Raoul Among Attorneys General Refusing to Accept Purdue Pharma Settlement

By Benjamin Cox on October 12, 2019 at 12:30pm

A federal judge may be halting Illinois Attorney General Kwame Raoul and other attorneys general attempts to get settlements from the Sackler Family over the Purdue Pharma lawsuit. U.S. Bankruptcy Judge Robert Drain strongly brushed aside the argument from a group of state attorneys general that lawsuits against members of the wealthy Sackler family would be essential to getting accountability in the case of helping cause the opioid crisis. Purdue Pharma is the manufacturer of the popular painkiller OxyContin.

His decision does not mean that a tentative settlement struck between the company and about half the states would become a final agreement. How much members of the Sackler family should be held accountable for the role Purdue Pharma played in the crisis was at the center of the hearing, according to the Associated Press.

State attorneys general are evenly divided over whether to accept terms offered by Purdue to settle some 2,600 claims against it. About half of them including Raoul say the proposed deal is too lenient to family members who heavily profited in the drug’s over-saturation in all corners of the United States.

Those attorneys general are pressing separate state claims against the Sacklers and want those cases to continue even as Purdue’s bankruptcy case plays out. In a filing last week, the attorneys said that there would never be a trial to determine the Sackler’s liability in the public opioid epidemic if the settlement was accepted.
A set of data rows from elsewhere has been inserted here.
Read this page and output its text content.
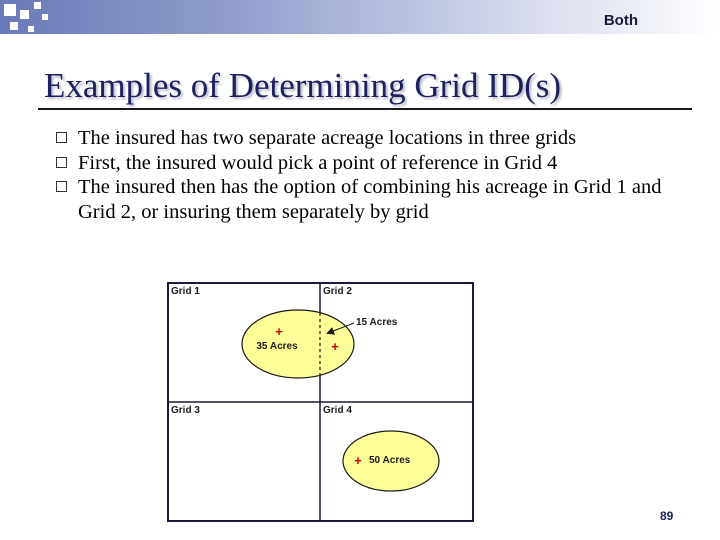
Both
Examples of Determining Grid ID(s)
The insured has two separate acreage locations in three grids
First, the insured would pick a point of reference in Grid 4
The insured then has the option of combining his acreage in Grid 1 and Grid 2, or insuring them separately by grid
Grid 1	Grid 2
Grid 3	Grid 4
+
35 Acres	+
15 Acres
+ 50 Acres
89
Purdue Pharma’s bankruptcy filing in New York last month came after it negotiated a tentative deal in that litigation with a group of attorneys general, although only half the states have agreed to it. A ruling in favor of the attorneys general who want to push forward with their lawsuits could imperil the tentative settlement.

Under the settlement, members of the Sackler family would give up control of Purdue, which would continue to operate as a trust with all profits going into the settlement. The deal would include the value of overdose antidotes and a treatment drug under development, and the Sackler family would kick in at least $3 billion. The exact amount above that depends on what the family would make by selling its international drug businesses. In all, the deal could be worth as much as $12 billion over time, according to the Associated Press.

The attorneys who have refused to accept the settlement say that the bankruptcy judge cannot stop their lawsuits without breaking U.S. Constitutional law that allow states to enforce laws to protect the public’s health, safety and welfare. The judge’s ruling could possibly result in a Supreme Court decision.